Note that, although slightly hidden, this is not the first sequence of zeros that appears for the reason mentioned above, as the $7$th digit is a $0$ for the same reason: that $2^{-3!}$ is much bigger than $2^{-4!}$. $$ \begin{align} 2^{-1!} &= 0.500000000000000000000000000000000000000000\ldots \\ 2^{-2!} &= 0.250000000000000000000000000000000000000000\ldots \\ 2^{-3!} &= 0.015625\color{red}{0}00000000000000000000000000000000000\ldots \\ 2^{-4!} &= 0.000000\color{red}{0}59604644775390625\color{red}{000000000000}000000\ldots \\ 2^{-5!} &= 0.000000000000000000000000\color{red}{000000000000}752316\ldots \\ & \vdots \\ \hline \sum_{n \geq 1} 2^{-n!} &= 0.765625\color{red}{0}59604644775390625\color{red}{000000000000}752316\ldots \end{align} $$ The gaps will get bigger and bigger as you move to the right.

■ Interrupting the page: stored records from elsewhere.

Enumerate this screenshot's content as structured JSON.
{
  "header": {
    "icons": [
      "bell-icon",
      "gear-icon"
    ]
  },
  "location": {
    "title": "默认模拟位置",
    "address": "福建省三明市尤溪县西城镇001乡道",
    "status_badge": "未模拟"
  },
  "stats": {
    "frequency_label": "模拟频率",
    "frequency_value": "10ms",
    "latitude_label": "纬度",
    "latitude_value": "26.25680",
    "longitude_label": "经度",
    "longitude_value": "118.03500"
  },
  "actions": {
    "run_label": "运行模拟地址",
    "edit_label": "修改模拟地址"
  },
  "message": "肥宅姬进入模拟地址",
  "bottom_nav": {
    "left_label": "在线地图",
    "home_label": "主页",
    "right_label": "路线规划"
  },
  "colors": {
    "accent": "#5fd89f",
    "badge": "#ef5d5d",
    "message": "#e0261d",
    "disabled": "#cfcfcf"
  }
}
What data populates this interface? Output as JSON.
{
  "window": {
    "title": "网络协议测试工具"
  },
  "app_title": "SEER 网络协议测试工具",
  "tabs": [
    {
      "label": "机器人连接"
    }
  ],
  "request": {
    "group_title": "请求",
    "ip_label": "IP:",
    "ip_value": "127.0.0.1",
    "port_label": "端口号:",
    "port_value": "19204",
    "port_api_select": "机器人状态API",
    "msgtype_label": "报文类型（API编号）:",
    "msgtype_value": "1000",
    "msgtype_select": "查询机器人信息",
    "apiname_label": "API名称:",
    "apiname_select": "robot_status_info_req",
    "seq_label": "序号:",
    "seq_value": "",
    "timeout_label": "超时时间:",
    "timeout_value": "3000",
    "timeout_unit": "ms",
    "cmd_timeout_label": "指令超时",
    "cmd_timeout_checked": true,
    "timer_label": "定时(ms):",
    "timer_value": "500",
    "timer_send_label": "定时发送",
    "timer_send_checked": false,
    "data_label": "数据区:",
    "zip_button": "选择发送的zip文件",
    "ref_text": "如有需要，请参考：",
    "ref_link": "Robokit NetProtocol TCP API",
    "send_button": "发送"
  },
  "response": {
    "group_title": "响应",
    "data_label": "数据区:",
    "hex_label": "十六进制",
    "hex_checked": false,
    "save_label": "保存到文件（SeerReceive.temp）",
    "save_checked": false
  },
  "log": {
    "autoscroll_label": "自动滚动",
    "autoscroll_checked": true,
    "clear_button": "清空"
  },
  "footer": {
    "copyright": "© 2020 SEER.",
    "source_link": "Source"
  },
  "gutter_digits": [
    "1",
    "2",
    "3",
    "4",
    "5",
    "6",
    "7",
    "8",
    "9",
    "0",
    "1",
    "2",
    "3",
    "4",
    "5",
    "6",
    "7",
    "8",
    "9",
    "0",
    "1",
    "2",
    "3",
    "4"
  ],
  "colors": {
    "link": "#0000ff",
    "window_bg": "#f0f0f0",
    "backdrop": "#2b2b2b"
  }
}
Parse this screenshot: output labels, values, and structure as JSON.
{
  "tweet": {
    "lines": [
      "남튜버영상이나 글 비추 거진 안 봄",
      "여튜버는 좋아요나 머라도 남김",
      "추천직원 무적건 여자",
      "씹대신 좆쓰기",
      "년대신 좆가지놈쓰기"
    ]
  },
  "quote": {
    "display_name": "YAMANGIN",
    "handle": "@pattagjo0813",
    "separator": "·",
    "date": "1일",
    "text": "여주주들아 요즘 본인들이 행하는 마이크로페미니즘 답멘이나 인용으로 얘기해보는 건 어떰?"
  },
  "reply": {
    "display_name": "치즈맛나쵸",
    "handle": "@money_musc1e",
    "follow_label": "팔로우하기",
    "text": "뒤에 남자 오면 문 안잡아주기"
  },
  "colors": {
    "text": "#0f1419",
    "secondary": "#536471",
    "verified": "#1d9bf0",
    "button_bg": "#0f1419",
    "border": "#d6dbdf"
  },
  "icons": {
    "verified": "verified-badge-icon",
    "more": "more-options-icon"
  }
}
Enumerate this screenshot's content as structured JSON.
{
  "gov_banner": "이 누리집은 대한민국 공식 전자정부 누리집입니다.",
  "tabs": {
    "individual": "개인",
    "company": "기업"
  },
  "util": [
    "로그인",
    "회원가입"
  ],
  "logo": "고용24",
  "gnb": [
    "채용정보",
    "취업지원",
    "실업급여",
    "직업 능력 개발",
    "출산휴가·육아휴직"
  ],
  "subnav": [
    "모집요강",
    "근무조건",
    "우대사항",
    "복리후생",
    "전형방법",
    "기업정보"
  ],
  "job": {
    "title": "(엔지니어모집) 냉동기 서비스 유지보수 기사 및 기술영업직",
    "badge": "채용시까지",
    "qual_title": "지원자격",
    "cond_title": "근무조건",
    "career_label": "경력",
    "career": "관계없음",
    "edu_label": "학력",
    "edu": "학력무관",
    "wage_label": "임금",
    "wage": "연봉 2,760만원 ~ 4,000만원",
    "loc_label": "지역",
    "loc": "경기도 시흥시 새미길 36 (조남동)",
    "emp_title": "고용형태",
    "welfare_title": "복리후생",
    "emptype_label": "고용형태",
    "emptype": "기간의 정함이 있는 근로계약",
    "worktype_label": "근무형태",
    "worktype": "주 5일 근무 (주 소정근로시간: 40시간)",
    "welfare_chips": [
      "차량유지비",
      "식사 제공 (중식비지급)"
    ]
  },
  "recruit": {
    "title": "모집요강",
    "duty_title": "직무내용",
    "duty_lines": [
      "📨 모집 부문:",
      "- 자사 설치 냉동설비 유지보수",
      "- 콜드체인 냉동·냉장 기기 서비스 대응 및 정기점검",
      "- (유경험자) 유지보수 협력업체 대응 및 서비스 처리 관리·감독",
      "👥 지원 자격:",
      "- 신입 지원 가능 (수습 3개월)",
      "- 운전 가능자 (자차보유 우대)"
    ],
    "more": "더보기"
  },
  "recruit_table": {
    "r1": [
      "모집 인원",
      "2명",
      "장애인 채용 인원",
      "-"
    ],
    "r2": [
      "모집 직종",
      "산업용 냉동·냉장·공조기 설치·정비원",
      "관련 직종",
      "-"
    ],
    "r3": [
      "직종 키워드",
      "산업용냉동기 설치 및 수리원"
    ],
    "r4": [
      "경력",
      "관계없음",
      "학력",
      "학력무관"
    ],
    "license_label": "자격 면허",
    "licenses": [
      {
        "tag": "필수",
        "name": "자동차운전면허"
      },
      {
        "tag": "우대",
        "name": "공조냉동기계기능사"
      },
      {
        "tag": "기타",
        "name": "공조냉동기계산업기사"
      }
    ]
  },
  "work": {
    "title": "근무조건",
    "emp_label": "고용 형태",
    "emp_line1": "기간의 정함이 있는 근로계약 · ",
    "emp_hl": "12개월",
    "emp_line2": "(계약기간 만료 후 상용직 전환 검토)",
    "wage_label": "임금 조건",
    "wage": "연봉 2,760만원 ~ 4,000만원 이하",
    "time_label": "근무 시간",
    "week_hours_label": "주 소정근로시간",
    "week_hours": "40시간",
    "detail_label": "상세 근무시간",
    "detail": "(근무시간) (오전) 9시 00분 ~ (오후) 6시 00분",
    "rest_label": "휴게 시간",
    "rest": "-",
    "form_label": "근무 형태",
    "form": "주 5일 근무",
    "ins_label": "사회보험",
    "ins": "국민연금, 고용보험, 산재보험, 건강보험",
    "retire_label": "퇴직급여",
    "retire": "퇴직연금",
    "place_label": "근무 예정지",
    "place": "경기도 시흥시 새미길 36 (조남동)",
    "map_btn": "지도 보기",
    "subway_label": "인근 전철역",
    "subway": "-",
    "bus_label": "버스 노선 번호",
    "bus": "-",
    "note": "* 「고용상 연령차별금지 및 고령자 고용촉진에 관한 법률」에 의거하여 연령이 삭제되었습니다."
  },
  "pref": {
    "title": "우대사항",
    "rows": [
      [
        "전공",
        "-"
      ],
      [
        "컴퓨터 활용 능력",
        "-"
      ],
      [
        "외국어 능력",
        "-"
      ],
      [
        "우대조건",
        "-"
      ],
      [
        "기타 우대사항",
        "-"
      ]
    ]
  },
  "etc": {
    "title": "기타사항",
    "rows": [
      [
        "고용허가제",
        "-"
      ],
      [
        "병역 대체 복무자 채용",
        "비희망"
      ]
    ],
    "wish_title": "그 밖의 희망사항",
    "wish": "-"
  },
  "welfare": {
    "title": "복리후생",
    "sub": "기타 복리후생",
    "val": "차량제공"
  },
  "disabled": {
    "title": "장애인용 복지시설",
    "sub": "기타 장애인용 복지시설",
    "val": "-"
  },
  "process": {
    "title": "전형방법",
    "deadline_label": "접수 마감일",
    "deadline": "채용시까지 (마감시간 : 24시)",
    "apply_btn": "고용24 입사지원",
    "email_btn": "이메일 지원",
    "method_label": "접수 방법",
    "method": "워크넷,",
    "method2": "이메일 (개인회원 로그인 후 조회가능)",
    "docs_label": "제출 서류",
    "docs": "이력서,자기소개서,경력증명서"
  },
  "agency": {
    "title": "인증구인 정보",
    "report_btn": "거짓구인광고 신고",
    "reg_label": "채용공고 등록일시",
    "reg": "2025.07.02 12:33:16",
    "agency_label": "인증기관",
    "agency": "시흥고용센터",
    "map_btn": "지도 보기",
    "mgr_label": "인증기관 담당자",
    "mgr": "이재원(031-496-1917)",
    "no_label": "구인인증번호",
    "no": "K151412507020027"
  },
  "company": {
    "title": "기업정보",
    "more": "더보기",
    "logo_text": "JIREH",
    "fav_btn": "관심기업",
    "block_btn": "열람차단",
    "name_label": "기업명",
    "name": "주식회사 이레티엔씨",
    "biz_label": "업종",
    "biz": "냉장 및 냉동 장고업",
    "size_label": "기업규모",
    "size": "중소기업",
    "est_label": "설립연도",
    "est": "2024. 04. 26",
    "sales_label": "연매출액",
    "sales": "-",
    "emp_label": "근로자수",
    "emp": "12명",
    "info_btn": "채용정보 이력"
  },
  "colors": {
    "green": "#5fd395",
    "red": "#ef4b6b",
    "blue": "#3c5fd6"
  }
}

For instance, starting at the $121$st digit, there will be a huge gap until the $\lceil\log_{10}(2^{6!})\rceil = 216$th digit.
For completeness, as pointed out in the comments by @Did, the reason that you get such gaps at all is that $2 \mid 10$ (or more precisely: all prime divisors of $2$ divide $10$), which means that the decimal expansions of $2^{-k!}$ always terminate, i.e., always have a finite number of non-zero digits in its decimal expansion. And because $n!$ grows ridiculously fast, you then get long strings of zeros.
Solution 2:
Note that $2^{-k}=5^k\cdot 10^{-k}$, so that is a number with $\approx \log_{10}5^k=k\log_{10}5\approx 0.7k$ nonzero digits and a total of $k$ digits. In other words: $2^{-k}$ starts with $\approx 0.3k$ zeroes. Your exponents $k=n!$ grow quite fast, so that sooner or later $0.3(n+1)!$ is much bigger than $n!$, thus leading to large blocks of zeroes.